My talk with Dad in the shed had made some things clearer for me.
Firstly, none of
the adults around me seemed to want to find Jena’s attacker, and so it was down to me. Secondly, Andy’s failure to visit didn’t make sense, and I needed to face him. I also needed to keep Rob, and Sonia, in my sights, given their link to Douglas. It had only been four days, but things were moving fast with Rob, and I needed to keep it that way.
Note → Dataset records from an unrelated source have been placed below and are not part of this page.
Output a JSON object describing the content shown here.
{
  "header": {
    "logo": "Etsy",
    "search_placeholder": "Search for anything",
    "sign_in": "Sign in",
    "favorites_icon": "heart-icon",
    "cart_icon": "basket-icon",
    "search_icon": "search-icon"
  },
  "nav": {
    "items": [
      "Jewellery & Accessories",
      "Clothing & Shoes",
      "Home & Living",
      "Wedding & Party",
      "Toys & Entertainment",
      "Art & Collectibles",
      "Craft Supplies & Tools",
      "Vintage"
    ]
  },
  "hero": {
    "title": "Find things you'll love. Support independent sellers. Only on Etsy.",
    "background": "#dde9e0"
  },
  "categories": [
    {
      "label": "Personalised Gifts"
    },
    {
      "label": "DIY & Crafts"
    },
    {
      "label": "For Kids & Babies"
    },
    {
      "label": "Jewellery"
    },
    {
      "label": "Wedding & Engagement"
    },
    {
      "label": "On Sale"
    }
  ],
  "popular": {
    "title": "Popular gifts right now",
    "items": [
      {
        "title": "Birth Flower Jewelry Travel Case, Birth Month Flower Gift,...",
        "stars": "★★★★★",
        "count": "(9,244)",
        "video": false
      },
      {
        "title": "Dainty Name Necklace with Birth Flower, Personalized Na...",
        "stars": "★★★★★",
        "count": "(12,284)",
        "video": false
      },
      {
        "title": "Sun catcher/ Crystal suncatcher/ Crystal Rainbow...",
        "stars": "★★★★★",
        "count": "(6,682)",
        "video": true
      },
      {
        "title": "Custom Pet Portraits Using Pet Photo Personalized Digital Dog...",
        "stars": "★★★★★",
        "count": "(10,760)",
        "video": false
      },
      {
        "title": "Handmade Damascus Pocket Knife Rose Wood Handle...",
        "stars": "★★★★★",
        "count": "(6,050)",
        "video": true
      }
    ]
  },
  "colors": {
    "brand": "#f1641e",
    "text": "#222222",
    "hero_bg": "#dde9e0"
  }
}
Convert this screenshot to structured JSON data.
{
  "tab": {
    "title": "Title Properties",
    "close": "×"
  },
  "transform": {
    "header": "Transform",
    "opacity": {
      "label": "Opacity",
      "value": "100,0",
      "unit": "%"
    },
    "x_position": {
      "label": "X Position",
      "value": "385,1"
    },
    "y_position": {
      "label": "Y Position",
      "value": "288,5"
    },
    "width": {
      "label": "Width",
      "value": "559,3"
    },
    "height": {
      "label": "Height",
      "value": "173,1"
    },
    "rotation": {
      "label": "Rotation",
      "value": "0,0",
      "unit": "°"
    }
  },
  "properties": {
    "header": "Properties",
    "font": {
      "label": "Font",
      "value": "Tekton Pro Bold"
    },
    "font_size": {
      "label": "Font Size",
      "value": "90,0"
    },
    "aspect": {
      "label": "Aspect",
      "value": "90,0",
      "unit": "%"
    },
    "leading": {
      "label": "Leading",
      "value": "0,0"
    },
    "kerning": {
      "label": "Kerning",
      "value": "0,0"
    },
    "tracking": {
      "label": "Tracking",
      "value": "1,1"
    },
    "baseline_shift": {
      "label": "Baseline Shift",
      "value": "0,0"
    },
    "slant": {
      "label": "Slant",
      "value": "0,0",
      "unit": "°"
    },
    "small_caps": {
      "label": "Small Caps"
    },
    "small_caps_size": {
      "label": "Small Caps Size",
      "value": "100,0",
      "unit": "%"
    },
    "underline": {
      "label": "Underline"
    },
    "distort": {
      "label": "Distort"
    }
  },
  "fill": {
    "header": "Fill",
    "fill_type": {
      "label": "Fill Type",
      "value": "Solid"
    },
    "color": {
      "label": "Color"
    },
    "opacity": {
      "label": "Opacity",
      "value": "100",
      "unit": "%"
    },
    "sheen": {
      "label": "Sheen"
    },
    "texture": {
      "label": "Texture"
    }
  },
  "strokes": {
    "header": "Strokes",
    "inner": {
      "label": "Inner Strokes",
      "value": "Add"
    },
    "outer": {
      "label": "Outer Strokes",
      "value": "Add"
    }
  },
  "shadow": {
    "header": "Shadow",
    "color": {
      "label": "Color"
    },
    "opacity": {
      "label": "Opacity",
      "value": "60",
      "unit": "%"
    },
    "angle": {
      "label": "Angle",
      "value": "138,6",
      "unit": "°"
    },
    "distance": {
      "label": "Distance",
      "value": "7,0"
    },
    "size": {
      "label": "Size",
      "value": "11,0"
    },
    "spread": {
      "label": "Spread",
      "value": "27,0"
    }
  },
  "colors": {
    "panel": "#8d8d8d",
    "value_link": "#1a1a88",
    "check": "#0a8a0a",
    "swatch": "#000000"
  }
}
Time was running out, with Douglas’s bail hearing approaching.
I should have been taking my seat in the school hall, pencil sharpened, bottle of water on the desk, but instead I rapped on the door of 5 The Terraces, and waited.
‘Hi, babe.’ Rob opened the door, fiery hair flopping over his eyes, which lit up at the sight of me. He really liked me, I could see that, and any questions he might have had about my sudden interest were being pushed aside. Lucky me. ‘Come in.’
His face was pink with excitement as he hopped aside to let me enter, pushing the Leica gently into my chest.
‘Why d’you always wear this?’
I had the brief worry that he was on to me, but there was only curiosity on his face. ‘It was a gift on my sixteenth birthday. From my dad.’
‘Ah yeah. I remember now; you were always into art. I saw some of your pictures on the corridor at school.’
He’d been noticing me, even when I was oblivious to it. That day at the shops, he’d said, I know who you are, and I realised that whilst I’d been studying and drawing and wandering blindly around my world, Rob had watched from the sidelines. Now I was noticing him right back.
There was a pile of stuff blocking the hallway: a sports bag with a bulging zip; plastic bags; a guitar.
‘I didn’t know you played the guitar.’
‘Badly.’ He looked down at the pile. ‘That’s my life. Doesn’t look much, does it?’